= Hajek projection =

In statistics, Hájek projection of a random variable $T$ on a set of independent random vectors $X_1,\dots,X_n$ is a particular measurable function of $X_1,\dots,X_n$ that, loosely speaking, captures the variation of $T$ in an optimal way.
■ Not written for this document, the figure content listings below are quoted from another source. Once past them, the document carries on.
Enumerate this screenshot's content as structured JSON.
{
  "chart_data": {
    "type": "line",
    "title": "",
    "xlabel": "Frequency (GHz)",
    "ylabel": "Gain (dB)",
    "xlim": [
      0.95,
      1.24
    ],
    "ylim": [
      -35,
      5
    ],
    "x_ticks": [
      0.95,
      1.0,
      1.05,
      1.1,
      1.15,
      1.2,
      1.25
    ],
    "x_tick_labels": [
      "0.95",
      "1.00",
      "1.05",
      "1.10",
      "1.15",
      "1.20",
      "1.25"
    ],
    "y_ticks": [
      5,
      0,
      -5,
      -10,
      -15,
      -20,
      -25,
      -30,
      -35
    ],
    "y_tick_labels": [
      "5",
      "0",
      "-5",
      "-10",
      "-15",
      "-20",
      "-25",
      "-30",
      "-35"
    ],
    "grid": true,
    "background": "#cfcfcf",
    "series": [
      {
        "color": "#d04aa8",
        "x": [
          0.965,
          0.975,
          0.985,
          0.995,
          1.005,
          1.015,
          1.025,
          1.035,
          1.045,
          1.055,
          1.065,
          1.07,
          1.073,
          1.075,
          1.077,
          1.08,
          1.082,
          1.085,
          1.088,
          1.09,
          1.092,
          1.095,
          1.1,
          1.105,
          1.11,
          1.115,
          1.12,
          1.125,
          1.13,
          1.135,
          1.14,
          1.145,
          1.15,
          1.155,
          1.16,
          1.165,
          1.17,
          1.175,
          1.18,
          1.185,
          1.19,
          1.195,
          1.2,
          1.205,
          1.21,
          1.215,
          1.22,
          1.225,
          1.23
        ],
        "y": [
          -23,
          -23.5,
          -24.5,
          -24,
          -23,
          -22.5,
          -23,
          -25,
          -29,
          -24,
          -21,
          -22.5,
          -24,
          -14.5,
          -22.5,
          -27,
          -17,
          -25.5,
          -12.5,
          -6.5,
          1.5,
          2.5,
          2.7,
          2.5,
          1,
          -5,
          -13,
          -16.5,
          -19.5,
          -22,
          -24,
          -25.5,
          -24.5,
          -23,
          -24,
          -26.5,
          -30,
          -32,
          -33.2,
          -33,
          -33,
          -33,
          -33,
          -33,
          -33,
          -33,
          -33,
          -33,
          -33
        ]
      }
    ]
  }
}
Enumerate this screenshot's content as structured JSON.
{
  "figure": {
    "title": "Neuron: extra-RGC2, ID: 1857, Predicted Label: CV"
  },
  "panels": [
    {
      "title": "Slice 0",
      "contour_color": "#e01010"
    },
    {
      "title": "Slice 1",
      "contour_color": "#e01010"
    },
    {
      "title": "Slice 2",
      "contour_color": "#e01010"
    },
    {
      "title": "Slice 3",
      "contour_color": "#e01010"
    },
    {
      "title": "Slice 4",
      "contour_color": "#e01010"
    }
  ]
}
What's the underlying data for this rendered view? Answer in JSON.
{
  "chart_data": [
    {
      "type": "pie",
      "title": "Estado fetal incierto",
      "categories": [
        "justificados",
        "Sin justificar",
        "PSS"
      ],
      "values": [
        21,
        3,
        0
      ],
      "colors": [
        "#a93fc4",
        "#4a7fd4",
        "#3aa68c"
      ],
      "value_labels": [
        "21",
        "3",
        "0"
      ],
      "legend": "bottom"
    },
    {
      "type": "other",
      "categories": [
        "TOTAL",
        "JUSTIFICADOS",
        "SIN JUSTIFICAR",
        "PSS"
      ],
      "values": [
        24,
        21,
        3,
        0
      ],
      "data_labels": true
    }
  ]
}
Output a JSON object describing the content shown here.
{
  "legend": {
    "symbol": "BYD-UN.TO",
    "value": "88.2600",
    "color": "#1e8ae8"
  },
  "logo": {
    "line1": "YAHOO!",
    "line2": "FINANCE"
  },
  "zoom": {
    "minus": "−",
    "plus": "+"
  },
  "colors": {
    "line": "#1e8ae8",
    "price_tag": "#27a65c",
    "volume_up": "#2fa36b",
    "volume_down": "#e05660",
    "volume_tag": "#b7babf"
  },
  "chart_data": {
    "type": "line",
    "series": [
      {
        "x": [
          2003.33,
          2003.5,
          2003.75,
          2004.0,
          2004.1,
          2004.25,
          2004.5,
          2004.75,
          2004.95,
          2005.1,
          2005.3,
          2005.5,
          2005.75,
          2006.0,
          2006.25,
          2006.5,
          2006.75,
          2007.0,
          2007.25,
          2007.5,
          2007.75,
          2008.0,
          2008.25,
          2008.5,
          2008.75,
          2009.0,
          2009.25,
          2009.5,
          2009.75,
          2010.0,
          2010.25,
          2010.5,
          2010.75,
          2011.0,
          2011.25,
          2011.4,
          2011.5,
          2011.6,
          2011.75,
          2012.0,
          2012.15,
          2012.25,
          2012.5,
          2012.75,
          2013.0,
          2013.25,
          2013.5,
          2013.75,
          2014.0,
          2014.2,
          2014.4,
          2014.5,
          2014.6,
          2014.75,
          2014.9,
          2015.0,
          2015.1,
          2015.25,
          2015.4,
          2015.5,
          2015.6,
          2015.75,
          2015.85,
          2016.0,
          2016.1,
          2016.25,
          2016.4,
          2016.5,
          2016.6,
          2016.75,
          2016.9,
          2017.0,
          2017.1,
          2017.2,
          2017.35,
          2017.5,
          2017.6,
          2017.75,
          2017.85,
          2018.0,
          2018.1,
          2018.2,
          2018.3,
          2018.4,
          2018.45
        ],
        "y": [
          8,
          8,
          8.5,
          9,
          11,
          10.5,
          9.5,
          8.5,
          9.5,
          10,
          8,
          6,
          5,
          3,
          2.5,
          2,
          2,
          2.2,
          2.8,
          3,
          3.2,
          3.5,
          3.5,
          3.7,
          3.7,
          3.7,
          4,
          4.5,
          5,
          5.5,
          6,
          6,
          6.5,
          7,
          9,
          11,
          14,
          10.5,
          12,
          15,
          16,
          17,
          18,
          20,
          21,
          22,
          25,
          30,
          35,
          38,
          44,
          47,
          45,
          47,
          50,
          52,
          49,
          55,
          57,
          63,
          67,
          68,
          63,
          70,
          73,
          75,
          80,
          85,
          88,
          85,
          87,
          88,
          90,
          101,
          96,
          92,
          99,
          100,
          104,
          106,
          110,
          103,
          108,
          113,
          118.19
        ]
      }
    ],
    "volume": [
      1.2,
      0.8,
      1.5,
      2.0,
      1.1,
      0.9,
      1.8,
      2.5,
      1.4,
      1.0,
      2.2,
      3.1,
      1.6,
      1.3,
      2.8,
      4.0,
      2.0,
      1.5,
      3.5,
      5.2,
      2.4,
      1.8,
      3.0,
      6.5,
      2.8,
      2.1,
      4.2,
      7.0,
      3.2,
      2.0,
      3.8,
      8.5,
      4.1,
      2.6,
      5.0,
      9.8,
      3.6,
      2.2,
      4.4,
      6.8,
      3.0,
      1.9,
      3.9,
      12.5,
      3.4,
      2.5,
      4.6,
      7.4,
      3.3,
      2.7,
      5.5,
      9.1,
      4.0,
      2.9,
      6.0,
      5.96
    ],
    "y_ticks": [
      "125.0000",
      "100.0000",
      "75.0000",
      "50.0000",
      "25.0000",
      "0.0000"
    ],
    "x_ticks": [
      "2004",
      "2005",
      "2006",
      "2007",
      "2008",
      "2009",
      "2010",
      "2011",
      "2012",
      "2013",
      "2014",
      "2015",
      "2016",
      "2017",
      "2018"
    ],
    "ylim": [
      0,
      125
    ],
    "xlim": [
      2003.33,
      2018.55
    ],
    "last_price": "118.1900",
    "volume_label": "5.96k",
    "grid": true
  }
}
It is named after the Czech statistician Jaroslav Hájek .

== Definition ==
Given a random variable $T$ and a set of independent random vectors $X_1,\dots,X_n$, the Hájek projection $\hat{T}$ of $T$ onto $\{X_1,\dots,X_n\}$ is given by

 $$\hat{T} = \operatorname{E}(T) + \sum_{i=1}^n \left[ \operatorname{E}(T\mid X_i) - \operatorname{E}(T)\right] =
\sum_{i=1}^n \operatorname{E}(T\mid X_i) - (n-1)\operatorname{E}(T)$$

== Properties ==

- Hájek projection $\hat{T}$ is an $L^2$projection of $T$ onto a linear subspace of all random variables of the form $\sum_{i=1}^n g_i(X_i)$, where $g_i:\mathbb{R}^d \to \mathbb{R}$ are arbitrary measurable functions such that $\operatorname{E}(g_i^2(X_i))<\infty$ for all $i=1,\dots,n$
- $\operatorname{E} (\hat{T}\mid X_i)=\operatorname{E}(T\mid X_i)$ and hence $\operatorname{E}(\hat{T})=\operatorname{E}(T)$
- Under some conditions, asymptotic distributions of the sequence of statistics $T_n=T_n(X_1,\dots,X_n)$ and the sequence of its Hájek projections $\hat{T}_n = \hat{T}_n(X_1,\dots,X_n)$ coincide, namely, if $\operatorname{Var}(T_n)/\operatorname{Var}(\hat{T}_n) \to 1$, then $\frac{T_n-\operatorname{E}(T_n)}{\sqrt{\operatorname{Var}(T_n)}} - \frac{\hat{T}_n-\operatorname{E}(\hat{T}_n)}{\sqrt{\operatorname{Var}(\hat{T}_n)}}$ converges to zero in probability.